On Tuesday, at a meeting in Berlin, the Bill and Melinda Gates Foundation announced a new training scheme for clinicians around the world. The foundation will bring successful applicants to the Chan Zuckerberg BioHub labs in San Francisco, where DeRisi is co-president, so they can learn how to use IDseq from his team. Each clinician will get a backpack-size sequencer, a year’s worth of chemical reagents, and technical support so they can start doing sequencing in their home countries.
DeRisi’s grand plan is to turn IDseq into a common dashboard, shared by disease detectives around the globe. If enough people use it, they could theoretically start spotting the movements of diseases across borders, the emergence of new illnesses, or the spread of drug-resistant strains. “That will be incredibly valuable,” says Jennifer Gardy, an epidemiologist at the University of British Columbia who is not connected to the project. “Information sharing is one of the most powerful public-health interventions in an outbreak.”

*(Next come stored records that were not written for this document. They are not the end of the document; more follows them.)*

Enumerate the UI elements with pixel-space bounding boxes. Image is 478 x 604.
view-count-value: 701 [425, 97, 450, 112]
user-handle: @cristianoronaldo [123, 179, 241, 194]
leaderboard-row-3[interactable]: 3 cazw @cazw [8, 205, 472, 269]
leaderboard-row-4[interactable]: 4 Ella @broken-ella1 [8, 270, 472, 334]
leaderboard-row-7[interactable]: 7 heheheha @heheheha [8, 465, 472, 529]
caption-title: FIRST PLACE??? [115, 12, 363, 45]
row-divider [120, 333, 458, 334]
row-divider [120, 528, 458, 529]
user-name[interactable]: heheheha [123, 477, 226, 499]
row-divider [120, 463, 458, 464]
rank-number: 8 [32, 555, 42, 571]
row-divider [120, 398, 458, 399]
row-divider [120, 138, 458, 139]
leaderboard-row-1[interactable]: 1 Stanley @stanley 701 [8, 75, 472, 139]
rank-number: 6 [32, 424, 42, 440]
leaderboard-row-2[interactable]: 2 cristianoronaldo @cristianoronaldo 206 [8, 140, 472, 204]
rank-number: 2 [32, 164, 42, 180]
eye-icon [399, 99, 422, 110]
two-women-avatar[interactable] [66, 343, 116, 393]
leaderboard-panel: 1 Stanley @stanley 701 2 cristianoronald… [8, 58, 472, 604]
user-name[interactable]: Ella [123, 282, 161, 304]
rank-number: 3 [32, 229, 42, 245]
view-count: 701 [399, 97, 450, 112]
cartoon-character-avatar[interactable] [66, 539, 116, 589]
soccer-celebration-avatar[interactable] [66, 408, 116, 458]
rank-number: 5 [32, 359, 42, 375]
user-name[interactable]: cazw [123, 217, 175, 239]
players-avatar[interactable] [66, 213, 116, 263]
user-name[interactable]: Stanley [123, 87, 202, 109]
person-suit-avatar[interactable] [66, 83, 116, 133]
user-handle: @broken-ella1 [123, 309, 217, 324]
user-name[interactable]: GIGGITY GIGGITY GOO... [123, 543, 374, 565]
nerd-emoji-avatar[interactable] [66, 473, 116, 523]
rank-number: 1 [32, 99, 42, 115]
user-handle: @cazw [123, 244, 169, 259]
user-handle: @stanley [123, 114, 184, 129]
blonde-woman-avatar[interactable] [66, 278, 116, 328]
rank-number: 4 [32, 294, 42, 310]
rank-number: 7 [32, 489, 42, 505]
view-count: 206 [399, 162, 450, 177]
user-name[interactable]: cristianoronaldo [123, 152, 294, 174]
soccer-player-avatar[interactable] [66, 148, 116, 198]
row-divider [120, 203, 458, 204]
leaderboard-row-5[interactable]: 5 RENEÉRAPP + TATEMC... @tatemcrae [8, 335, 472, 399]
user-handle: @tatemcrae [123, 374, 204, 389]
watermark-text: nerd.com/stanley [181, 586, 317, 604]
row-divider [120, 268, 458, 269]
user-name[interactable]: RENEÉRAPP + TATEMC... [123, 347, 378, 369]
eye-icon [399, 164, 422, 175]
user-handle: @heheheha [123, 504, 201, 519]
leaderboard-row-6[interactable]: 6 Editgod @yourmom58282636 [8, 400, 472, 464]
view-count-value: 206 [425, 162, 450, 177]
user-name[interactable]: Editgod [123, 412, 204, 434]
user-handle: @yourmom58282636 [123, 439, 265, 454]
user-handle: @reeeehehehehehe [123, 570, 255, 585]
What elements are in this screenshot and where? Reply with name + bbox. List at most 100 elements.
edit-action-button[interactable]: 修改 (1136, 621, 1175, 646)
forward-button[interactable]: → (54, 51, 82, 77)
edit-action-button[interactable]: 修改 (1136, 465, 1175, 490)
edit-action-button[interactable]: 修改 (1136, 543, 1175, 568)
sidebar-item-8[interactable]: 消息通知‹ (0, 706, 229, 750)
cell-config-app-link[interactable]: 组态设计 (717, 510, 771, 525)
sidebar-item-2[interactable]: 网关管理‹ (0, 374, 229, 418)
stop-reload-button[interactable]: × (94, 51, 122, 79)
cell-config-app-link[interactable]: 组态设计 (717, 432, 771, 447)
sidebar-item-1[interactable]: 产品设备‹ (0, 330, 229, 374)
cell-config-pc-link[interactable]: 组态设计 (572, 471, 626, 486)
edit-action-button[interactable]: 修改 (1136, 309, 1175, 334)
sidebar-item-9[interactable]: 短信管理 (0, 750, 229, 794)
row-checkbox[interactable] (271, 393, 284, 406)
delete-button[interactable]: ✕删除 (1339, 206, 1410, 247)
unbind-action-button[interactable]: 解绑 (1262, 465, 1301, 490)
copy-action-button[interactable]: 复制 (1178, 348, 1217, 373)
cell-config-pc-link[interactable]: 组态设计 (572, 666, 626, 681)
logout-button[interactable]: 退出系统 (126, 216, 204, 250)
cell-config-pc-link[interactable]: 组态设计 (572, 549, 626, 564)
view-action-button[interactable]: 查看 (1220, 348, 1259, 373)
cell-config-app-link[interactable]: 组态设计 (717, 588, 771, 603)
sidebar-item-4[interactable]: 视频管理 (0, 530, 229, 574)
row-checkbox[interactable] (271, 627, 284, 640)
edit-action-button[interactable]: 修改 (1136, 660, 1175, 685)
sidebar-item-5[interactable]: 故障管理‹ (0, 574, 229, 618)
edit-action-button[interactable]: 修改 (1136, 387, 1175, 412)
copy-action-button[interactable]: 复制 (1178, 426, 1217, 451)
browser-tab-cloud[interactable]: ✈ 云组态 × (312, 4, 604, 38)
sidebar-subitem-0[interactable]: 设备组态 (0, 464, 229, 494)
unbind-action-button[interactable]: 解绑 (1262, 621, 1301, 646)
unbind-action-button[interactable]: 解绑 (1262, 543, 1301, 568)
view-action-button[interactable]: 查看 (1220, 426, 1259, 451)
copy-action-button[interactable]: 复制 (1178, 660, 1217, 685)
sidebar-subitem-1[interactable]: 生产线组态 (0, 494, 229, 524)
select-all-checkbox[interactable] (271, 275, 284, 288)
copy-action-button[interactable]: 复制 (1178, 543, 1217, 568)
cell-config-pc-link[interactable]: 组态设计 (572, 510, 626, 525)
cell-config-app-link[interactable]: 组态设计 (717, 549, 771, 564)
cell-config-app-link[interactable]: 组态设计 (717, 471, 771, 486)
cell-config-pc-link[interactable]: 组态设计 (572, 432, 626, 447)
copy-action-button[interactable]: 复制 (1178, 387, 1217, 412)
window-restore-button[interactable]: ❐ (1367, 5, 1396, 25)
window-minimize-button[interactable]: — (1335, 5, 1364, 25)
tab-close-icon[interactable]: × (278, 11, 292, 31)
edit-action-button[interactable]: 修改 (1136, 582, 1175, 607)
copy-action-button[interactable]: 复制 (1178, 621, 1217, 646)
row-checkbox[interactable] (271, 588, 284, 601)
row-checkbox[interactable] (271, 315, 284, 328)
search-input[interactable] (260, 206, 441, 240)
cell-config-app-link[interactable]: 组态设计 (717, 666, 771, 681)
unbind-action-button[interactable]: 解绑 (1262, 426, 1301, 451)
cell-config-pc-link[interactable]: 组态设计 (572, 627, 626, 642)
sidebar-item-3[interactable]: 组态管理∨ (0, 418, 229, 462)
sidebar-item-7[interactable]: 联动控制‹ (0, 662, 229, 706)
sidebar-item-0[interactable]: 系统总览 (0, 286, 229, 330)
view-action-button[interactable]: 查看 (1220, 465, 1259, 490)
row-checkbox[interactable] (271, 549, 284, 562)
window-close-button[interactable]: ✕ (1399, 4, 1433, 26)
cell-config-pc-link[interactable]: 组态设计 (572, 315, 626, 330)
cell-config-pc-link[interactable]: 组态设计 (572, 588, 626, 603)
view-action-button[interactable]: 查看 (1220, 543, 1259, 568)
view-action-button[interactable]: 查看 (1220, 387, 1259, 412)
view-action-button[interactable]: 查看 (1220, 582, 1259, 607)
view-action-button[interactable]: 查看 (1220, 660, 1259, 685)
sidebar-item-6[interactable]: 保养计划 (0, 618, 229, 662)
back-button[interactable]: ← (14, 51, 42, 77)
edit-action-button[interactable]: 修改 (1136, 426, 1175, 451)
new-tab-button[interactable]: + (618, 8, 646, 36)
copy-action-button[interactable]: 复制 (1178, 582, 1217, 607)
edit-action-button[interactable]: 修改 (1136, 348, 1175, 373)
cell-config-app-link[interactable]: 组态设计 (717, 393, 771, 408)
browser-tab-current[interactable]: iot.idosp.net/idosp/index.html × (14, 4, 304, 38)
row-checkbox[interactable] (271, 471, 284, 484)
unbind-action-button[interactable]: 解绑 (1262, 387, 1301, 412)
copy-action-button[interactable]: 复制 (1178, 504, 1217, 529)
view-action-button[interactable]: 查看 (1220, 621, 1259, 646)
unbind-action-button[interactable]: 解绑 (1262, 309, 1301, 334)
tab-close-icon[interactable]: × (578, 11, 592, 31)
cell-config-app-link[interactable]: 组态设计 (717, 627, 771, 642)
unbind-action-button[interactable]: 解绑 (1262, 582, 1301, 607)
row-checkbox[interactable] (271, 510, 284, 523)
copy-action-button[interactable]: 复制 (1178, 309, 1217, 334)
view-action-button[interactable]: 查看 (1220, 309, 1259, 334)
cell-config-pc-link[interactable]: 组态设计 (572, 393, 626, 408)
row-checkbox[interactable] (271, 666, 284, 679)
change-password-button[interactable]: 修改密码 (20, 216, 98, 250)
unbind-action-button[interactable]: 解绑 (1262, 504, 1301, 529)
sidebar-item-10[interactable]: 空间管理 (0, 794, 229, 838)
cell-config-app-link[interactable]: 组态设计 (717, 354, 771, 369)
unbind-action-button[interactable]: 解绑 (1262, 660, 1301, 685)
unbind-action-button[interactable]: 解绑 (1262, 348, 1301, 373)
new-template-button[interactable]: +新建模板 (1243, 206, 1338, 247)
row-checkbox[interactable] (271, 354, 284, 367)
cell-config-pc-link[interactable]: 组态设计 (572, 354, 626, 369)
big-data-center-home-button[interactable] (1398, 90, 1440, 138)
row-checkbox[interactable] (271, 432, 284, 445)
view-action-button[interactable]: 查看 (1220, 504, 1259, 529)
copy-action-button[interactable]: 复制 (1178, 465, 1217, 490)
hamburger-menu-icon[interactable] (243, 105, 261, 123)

But Gardy adds that there’s still a lot of work to be done. “It’s easy for us to sit in our labs dreaming up tools and platforms, but we need to make sure we’re designing them in a way that makes sense to the doctors, nurses, lab techs, and epidemiologists out there in an outbreak,” she says.
Paula Fernandes of GSS Health, who is currently assessing different diagnostic technologies, is skeptical about how ready IDseq is for use in the field. Even if it’s easier to analyze the results of metagenomic sequencing, the technique itself still demands bulky equipment and a lot of expertise. “It’s not at all remote-friendly,” she says. And there’s a history of scientists’ getting overly excited about “promising technologies, which then simply sit on shelves in poorly resourced labs gathering dust long after glossy global-health reports have been filed.”

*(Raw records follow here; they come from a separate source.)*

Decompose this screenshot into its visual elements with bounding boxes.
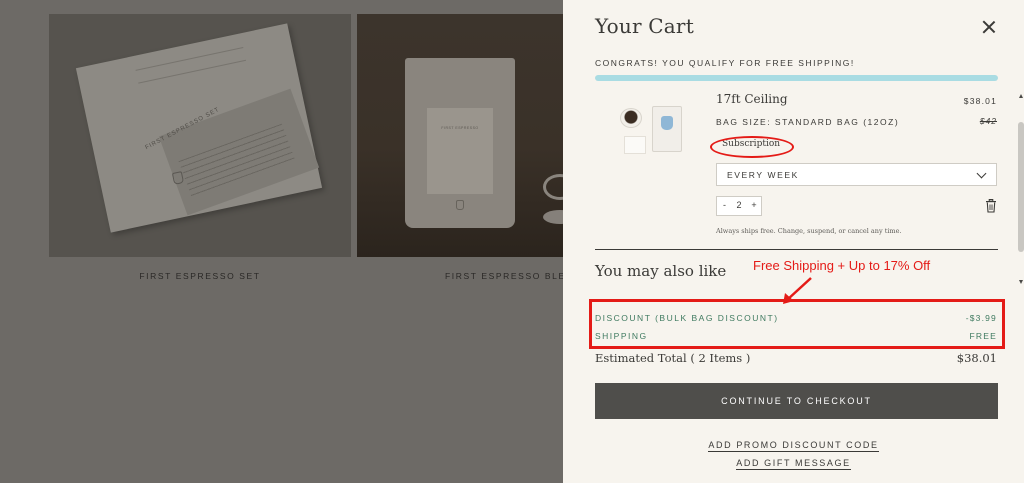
shipping-label: SHIPPING xyxy=(595,331,648,341)
promo-code-link-row: ADD PROMO DISCOUNT CODE xyxy=(563,440,1024,452)
checkout-button[interactable]: CONTINUE TO CHECKOUT xyxy=(595,383,998,419)
cart-title: Your Cart xyxy=(595,14,694,38)
free-shipping-message: CONGRATS! YOU QUALIFY FOR FREE SHIPPING! xyxy=(595,58,855,68)
gift-message-link-row: ADD GIFT MESSAGE xyxy=(563,458,1024,470)
item-thumbnail[interactable] xyxy=(618,104,696,156)
coffee-bag-image xyxy=(652,106,682,152)
scroll-up-arrow-icon[interactable] xyxy=(1019,94,1023,98)
background-page: FIRST ESPRESSO SET FIRST ESPRESSO SET FI… xyxy=(0,0,563,483)
also-like-heading: You may also like xyxy=(595,262,727,280)
scrollbar[interactable] xyxy=(1018,94,1024,284)
item-compare-price: $42 xyxy=(979,116,997,126)
bag-label: FIRST ESPRESSO xyxy=(427,108,493,194)
item-price: $38.01 xyxy=(963,96,997,106)
frequency-select[interactable]: EVERY WEEK xyxy=(716,163,997,186)
scroll-down-arrow-icon[interactable] xyxy=(1019,280,1023,284)
saucer-image xyxy=(543,210,563,224)
product-name[interactable]: FIRST ESPRESSO SET xyxy=(49,271,351,281)
close-icon[interactable] xyxy=(978,16,1000,38)
divider xyxy=(595,249,998,250)
item-note: Always ships free. Change, suspend, or c… xyxy=(716,227,902,235)
coffee-bag-image: FIRST ESPRESSO xyxy=(405,58,515,228)
quantity-increase-button[interactable]: + xyxy=(749,200,759,210)
frequency-value: EVERY WEEK xyxy=(727,170,799,180)
quantity-stepper[interactable]: - 2 + xyxy=(716,196,762,216)
bottle-logo-icon xyxy=(456,200,464,210)
estimated-total-value: $38.01 xyxy=(956,351,997,365)
annotation-callout: Free Shipping + Up to 17% Off xyxy=(753,258,931,273)
quantity-decrease-button[interactable]: - xyxy=(720,200,729,210)
quantity-value[interactable]: 2 xyxy=(732,200,746,210)
chevron-down-icon xyxy=(976,168,987,179)
product-image-espresso-set: FIRST ESPRESSO SET xyxy=(49,14,351,257)
product-card-espresso-set[interactable]: FIRST ESPRESSO SET FIRST ESPRESSO SET xyxy=(49,14,351,281)
free-shipping-progress-bar xyxy=(595,75,998,81)
scroll-thumb[interactable] xyxy=(1018,122,1024,252)
shipping-value: FREE xyxy=(969,331,997,341)
gift-message-link[interactable]: ADD GIFT MESSAGE xyxy=(736,458,851,470)
info-card-image xyxy=(624,136,646,154)
promo-code-link[interactable]: ADD PROMO DISCOUNT CODE xyxy=(708,440,879,452)
cart-drawer: Your Cart CONGRATS! YOU QUALIFY FOR FREE… xyxy=(563,0,1024,483)
cup-image xyxy=(543,174,563,200)
discount-value: -$3.99 xyxy=(965,313,997,323)
discount-label: DISCOUNT (BULK BAG DISCOUNT) xyxy=(595,313,779,323)
product-card-espresso-blend[interactable]: FIRST ESPRESSO FIRST ESPRESSO BLEN xyxy=(357,14,563,281)
item-name[interactable]: 17ft Ceiling xyxy=(716,92,788,106)
coffee-bowl-image xyxy=(620,108,642,128)
product-name[interactable]: FIRST ESPRESSO BLEN xyxy=(357,271,563,281)
progress-fill xyxy=(595,75,998,81)
estimated-total-label: Estimated Total ( 2 Items ) xyxy=(595,351,751,365)
bag-label-text: FIRST ESPRESSO xyxy=(441,126,479,130)
product-image-espresso-blend: FIRST ESPRESSO xyxy=(357,14,563,257)
highlight-box xyxy=(589,299,1005,349)
item-variant: BAG SIZE: STANDARD BAG (12OZ) xyxy=(716,117,900,127)
highlight-circle xyxy=(710,136,794,158)
trash-icon[interactable] xyxy=(985,199,997,213)
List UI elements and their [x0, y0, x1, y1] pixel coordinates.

There are other limitations, too. Saha says it can be hard to acquire the chemical reagents used in sequencing experiments, because of issues with customs and unreliable supply chains. Once those experiments are complete, health workers would also have to upload their data to IDseq—a challenging feat in rural areas with slow connection speeds. “If the transfer is too slow or the data too large, we just FedEx hard drives,” she says.